Here in South Florida the bees get a nice treat during late September through early November, a large fall honey flow from the Brazilian pepper trees. This honey has a nice golden color and the flavor is mild with a slight “kick” to it, however it is not spicy as some may think because of the name. I actually prefer it over orange blossom honey.
It is such a large honey flow that the bees will swarm if you don’t split them ahead of time. So we use the long Labor Day weekend to make our splits and prevent swarming.
Brazilian pepper (Schinus terebinthifolius), also called Florida Holly, is an invasive species originating from South America. It is actually illegal to cultivate, sell or transport the seeds and plant. It is a very fast growing tree that spreads quickly and overtakes other native vegetation. It is very hard to eradicate because of how easy it proliferates.

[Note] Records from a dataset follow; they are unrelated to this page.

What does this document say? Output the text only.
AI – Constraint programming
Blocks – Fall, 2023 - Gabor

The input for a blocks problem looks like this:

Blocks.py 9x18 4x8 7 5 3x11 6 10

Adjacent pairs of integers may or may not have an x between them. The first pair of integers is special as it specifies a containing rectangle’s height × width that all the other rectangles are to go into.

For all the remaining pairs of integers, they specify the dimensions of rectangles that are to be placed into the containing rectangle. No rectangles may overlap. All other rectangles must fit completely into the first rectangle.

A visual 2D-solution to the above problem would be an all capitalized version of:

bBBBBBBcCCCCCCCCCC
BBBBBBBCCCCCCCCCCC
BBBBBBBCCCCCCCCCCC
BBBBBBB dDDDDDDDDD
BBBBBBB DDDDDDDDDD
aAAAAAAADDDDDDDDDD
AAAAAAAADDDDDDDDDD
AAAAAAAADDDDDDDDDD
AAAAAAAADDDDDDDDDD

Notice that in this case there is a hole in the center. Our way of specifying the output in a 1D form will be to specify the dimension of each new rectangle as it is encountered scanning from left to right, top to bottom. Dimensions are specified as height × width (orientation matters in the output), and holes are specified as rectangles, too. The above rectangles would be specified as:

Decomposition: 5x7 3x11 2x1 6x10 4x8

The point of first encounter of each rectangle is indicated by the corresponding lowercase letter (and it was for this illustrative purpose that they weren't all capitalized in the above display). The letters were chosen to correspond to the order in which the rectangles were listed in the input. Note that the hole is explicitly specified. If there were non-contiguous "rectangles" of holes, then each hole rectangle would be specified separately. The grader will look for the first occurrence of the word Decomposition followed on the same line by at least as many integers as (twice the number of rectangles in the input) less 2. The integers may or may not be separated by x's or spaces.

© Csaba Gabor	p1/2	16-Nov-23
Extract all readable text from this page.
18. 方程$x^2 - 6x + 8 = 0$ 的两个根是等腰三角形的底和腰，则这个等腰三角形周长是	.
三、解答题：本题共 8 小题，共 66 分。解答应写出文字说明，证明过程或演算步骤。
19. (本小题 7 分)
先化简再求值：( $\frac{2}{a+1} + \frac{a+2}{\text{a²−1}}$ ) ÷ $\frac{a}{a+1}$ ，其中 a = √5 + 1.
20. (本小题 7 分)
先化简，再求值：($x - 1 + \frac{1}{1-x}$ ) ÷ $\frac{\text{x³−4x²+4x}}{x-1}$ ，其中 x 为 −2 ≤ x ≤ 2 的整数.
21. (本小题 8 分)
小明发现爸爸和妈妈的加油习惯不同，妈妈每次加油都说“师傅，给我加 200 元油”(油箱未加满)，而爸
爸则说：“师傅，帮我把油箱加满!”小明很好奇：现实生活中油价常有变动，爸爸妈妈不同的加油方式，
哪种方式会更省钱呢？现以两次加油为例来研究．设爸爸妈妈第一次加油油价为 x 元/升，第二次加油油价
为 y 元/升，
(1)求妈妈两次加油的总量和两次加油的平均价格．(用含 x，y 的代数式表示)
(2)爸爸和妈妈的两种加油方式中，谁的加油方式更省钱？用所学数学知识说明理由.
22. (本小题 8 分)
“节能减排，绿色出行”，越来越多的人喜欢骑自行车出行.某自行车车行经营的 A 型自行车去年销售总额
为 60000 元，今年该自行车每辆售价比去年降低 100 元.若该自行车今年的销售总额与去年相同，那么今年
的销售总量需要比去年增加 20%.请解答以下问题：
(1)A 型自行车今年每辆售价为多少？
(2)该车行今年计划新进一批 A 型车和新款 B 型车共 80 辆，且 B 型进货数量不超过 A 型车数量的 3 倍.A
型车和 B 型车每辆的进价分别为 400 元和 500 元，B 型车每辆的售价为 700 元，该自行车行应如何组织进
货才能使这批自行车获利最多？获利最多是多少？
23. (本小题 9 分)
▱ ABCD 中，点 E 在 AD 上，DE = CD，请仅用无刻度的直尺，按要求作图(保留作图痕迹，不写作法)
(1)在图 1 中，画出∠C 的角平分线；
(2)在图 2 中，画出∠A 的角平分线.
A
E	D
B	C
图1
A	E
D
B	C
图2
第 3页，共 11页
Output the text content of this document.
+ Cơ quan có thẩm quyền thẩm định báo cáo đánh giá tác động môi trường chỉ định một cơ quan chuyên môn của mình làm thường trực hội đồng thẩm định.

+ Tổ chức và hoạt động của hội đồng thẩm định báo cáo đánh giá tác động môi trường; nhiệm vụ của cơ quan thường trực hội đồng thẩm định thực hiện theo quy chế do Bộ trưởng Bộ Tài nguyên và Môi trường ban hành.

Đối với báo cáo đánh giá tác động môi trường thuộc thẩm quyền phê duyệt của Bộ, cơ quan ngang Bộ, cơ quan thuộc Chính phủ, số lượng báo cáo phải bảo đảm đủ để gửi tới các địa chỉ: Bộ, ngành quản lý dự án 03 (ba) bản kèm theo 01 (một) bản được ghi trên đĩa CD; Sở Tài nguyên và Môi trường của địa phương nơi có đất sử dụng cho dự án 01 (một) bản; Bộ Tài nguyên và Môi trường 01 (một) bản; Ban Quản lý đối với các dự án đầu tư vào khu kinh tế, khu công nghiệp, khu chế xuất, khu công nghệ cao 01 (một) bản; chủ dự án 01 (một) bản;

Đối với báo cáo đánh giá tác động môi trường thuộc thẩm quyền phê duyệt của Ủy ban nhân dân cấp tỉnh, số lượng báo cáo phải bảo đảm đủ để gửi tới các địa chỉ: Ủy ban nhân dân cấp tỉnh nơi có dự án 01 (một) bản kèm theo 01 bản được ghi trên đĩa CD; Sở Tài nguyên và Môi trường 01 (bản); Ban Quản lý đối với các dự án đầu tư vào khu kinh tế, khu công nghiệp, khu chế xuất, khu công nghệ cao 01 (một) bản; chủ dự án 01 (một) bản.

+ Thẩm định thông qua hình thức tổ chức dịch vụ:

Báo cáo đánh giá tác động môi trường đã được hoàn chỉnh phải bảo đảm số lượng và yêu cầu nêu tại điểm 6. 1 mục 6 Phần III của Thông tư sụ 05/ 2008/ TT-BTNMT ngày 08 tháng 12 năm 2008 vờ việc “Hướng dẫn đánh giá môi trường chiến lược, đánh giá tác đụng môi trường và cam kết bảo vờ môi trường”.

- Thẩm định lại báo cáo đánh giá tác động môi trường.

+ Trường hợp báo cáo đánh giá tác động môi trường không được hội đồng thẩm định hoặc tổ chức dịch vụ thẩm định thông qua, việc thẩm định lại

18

Despite the negative perception many people have about the trees, we like them because our bees love them. We fully understand the environmental impacts is has had on native plants, but at the same time with honey bees on the decline, they need food sources too. This tree provides a great amount of honey for them to store and survive on during winter when not many other flowers are blooming.
Brazilian pepper flowers
Close up of Brazilian pepper flowers, they are very tiny.
Do you think this is a bee? Well, you’re wrong! It is a Drone Fly. They mimic the look of a bee to prevent predators from eating them.
Brazilian pepper seeds. This is how it got the nickname Florida Holly.
Lots of brood still being produced in fall.
Even drones being produced too!
Capped Brazilian pepper honey waiting to be extracted.
Look at that beautiful golden honey – liquid gold.
Yum! Fresh comb honey. We were blessed with all this great comb, but it wasn’t something we had planned.
Here is what happened:
When we caught our fall swarm we needed to give them a few frames with food and brood. So we took 2 frames from an existing hive, but didn’t have any empty frames on hand at the moment. We actually had an order with new frames on the way. So we left 2 frame slots empty and said we would add in 2 frames when they arrived. Fast forward a week and we totally forgot about the empty slots. We went to open the hive and could not get the cover off, it was stuck. Once we finally pried it open we realized what had happened.
The bees had filled up the empty space with new comb that was full of honey! Our first thought was what a big mess, but we decided to take advantage of the situation and carefully gather the comb.
So we turned a sticky mess into a sweet deal.
After we had our turkey dinner we got right down to jarring our honey. Maybe this will become a new Thanksgiving tradition. We were so excited to see how much we got this harvest. All this wonderful honey came from 2 hives during the Brazilian Pepper honey flow.
Yanni with all our honey
All of our hives are doing great. All three have queens and look to be in good shape for the winter. We couldn’t be more thankful for our bees.
This is the part of beekeeping that everyone ooh’s and ahh’s about – honey. It’s the fruit of your labor. So what goes into extracting all that honey? Well I’m going to show you…and yes, it is a sticky mess.
Step 1: Gather your extracting equipment. The basic items you will need is an uncapping bin, an extractor, a bucket, filters/strainers and an uncapping knife. Make sure everything has be thoroughly washed and is clean.
Gather your equipment
Step 2: Gather your frames full of honey. Don’t worry, we still left some for the bees in their hives.
Gather your frames
Step 3: Begin uncapping your frames. When honey is ready in the honeycomb the bees will cap it (cover it) with wax. This seals in and protects the finished product while it is still in the hive.
Step 4: Place your frames in the extractor to collect your honey. There are many types and sizes of extractors you can get, based on your needs and budget.
Step 5: Filter, filter, filter. We run our honey through 3 filters. A coarse one that gathers the larger pieces of wax in the honey, a medium filter that catches anything the first one missed, and a very fine filter that will catch any remaining small particles of wax.
Step 6: Wait. This is the hardest part! We let the honey sit for about 15 days. This gives the honey time to settle. All the air bubbles and any impurities will separate and allow you to skim it off.
Step 7: After you have waited you can go ahead and jar your honey. I’ll post some pictures of that once we get to it.